To the extent that modern biomass is used to replace fossil fuels for electricity generation, it is quite controversial and opposed by most environmental advocates. It also represents only a small fraction of the clean energy added globally each year – the vast majority of which is from solar, wind, and nuclear.
And a wishy-washy comment from another reviewer, Professor Stefan Doerr, of Swansea University:
The article argues that society has been misled about causes and consequences of climate change, which has led to “climate alarmism.” The author advocates that we should be less concerned about climate change than many environmentalists argue. Whilst the latter is relative depending on how concerned an individual is and which specific (and perhaps extreme) view this aligns with….
And adaptation from human progress, the classic wealth-is-health argument. Kerry Emanuel of MIT argues:
In the period between 1900 and 2020, global deaths from these disasters have declined steeply. There is little question about why this has happened, and it is the immensely gratifying effects of greatly improved warnings, evacuations, and resilience. For example, in Bangladesh, where a single storm killed as many as 500,000 people in 1970, the government and non-governmental organizations have built many emergency evacuations shelters that have saved arguably millions of people in subsequent cyclones that have been meteorologically as bad or worse.
If there is a climate change signal, it would appear as a lessening of this happy trend toward decreased fatalities, but it would be very difficult if not impossible to extract such a signal. We do not know from this data whether climate change is decreasing the rate of decline of deaths from natural disasters or not.

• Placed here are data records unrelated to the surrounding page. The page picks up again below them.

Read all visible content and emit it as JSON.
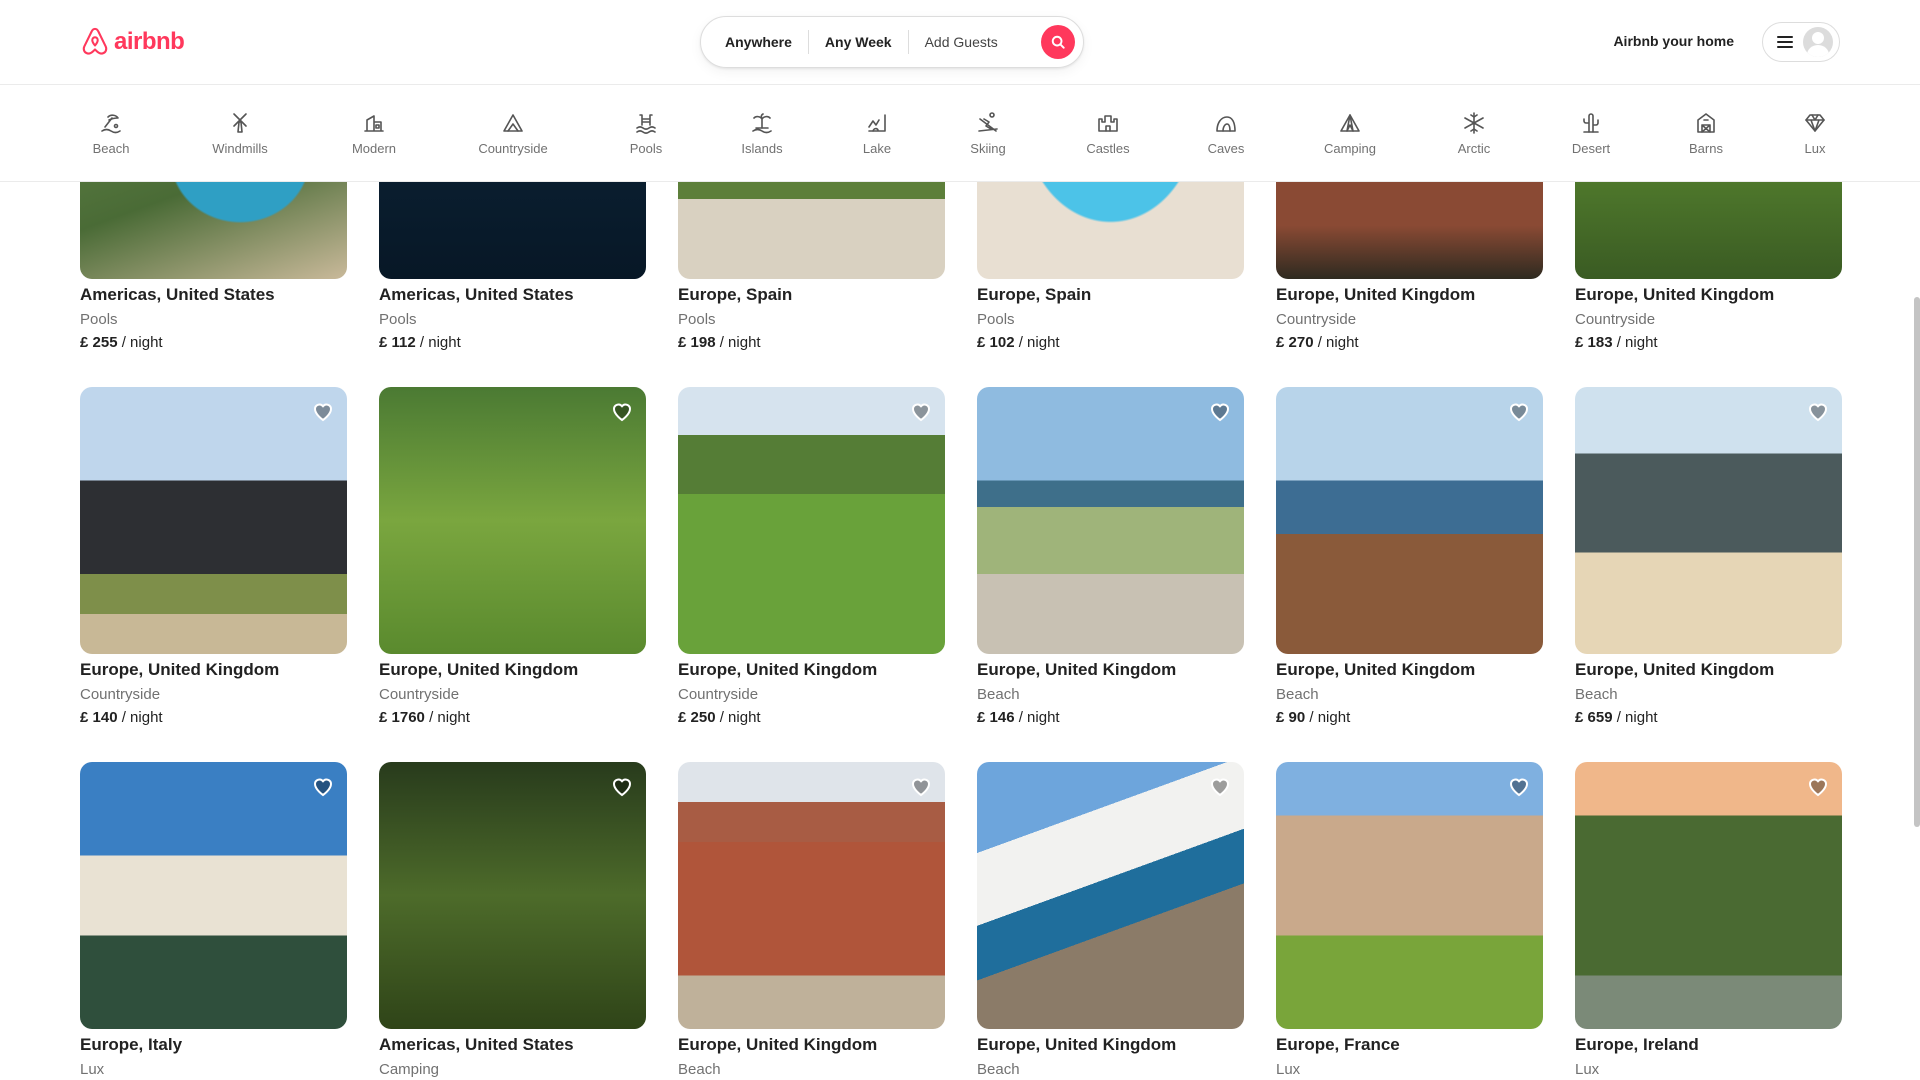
{
  "brand": {
    "name": "airbnb",
    "color": "#ff385c"
  },
  "search": {
    "anywhere": "Anywhere",
    "any_week": "Any Week",
    "add_guests": "Add Guests"
  },
  "header": {
    "host_link": "Airbnb your home"
  },
  "categories": [
    {
      "label": "Beach",
      "icon": "beach-icon"
    },
    {
      "label": "Windmills",
      "icon": "windmill-icon"
    },
    {
      "label": "Modern",
      "icon": "modern-house-icon"
    },
    {
      "label": "Countryside",
      "icon": "countryside-icon"
    },
    {
      "label": "Pools",
      "icon": "pool-icon"
    },
    {
      "label": "Islands",
      "icon": "island-icon"
    },
    {
      "label": "Lake",
      "icon": "lake-icon"
    },
    {
      "label": "Skiing",
      "icon": "skiing-icon"
    },
    {
      "label": "Castles",
      "icon": "castle-icon"
    },
    {
      "label": "Caves",
      "icon": "cave-icon"
    },
    {
      "label": "Camping",
      "icon": "camping-icon"
    },
    {
      "label": "Arctic",
      "icon": "snowflake-icon"
    },
    {
      "label": "Desert",
      "icon": "cactus-icon"
    },
    {
      "label": "Barns",
      "icon": "barn-icon"
    },
    {
      "label": "Lux",
      "icon": "diamond-icon"
    }
  ],
  "listings": [
    {
      "location": "Americas, United States",
      "category": "Pools",
      "price": "£ 255",
      "unit": "/ night"
    },
    {
      "location": "Americas, United States",
      "category": "Pools",
      "price": "£ 112",
      "unit": "/ night"
    },
    {
      "location": "Europe, Spain",
      "category": "Pools",
      "price": "£ 198",
      "unit": "/ night"
    },
    {
      "location": "Europe, Spain",
      "category": "Pools",
      "price": "£ 102",
      "unit": "/ night"
    },
    {
      "location": "Europe, United Kingdom",
      "category": "Countryside",
      "price": "£ 270",
      "unit": "/ night"
    },
    {
      "location": "Europe, United Kingdom",
      "category": "Countryside",
      "price": "£ 183",
      "unit": "/ night"
    },
    {
      "location": "Europe, United Kingdom",
      "category": "Countryside",
      "price": "£ 140",
      "unit": "/ night"
    },
    {
      "location": "Europe, United Kingdom",
      "category": "Countryside",
      "price": "£ 1760",
      "unit": "/ night"
    },
    {
      "location": "Europe, United Kingdom",
      "category": "Countryside",
      "price": "£ 250",
      "unit": "/ night"
    },
    {
      "location": "Europe, United Kingdom",
      "category": "Beach",
      "price": "£ 146",
      "unit": "/ night"
    },
    {
      "location": "Europe, United Kingdom",
      "category": "Beach",
      "price": "£ 90",
      "unit": "/ night"
    },
    {
      "location": "Europe, United Kingdom",
      "category": "Beach",
      "price": "£ 659",
      "unit": "/ night"
    },
    {
      "location": "Europe, Italy",
      "category": "Lux"
    },
    {
      "location": "Americas, United States",
      "category": "Camping"
    },
    {
      "location": "Europe, United Kingdom",
      "category": "Beach"
    },
    {
      "location": "Europe, United Kingdom",
      "category": "Beach"
    },
    {
      "location": "Europe, France",
      "category": "Lux"
    },
    {
      "location": "Europe, Ireland",
      "category": "Lux"
    }
  ]
}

If, on the other hand, we look at economic damage, normalized by world domestic product, the signal is equally clear but in the other direction….damages from weather-related natural disasters have been increasing greatly. One could plausibly argue that this is because of a global migration toward risky coastal regions, and so it is not unequivocal that this increase is owing to climate change.
The cleanest way to look at climate effects on natural phenomena is to look at the phenomena themselves. Here there is strong and mounting evidence that climate change is increasing precipitation extremes (floods and droughts), conditions for wildfires, and the incidence of strong hurricanes.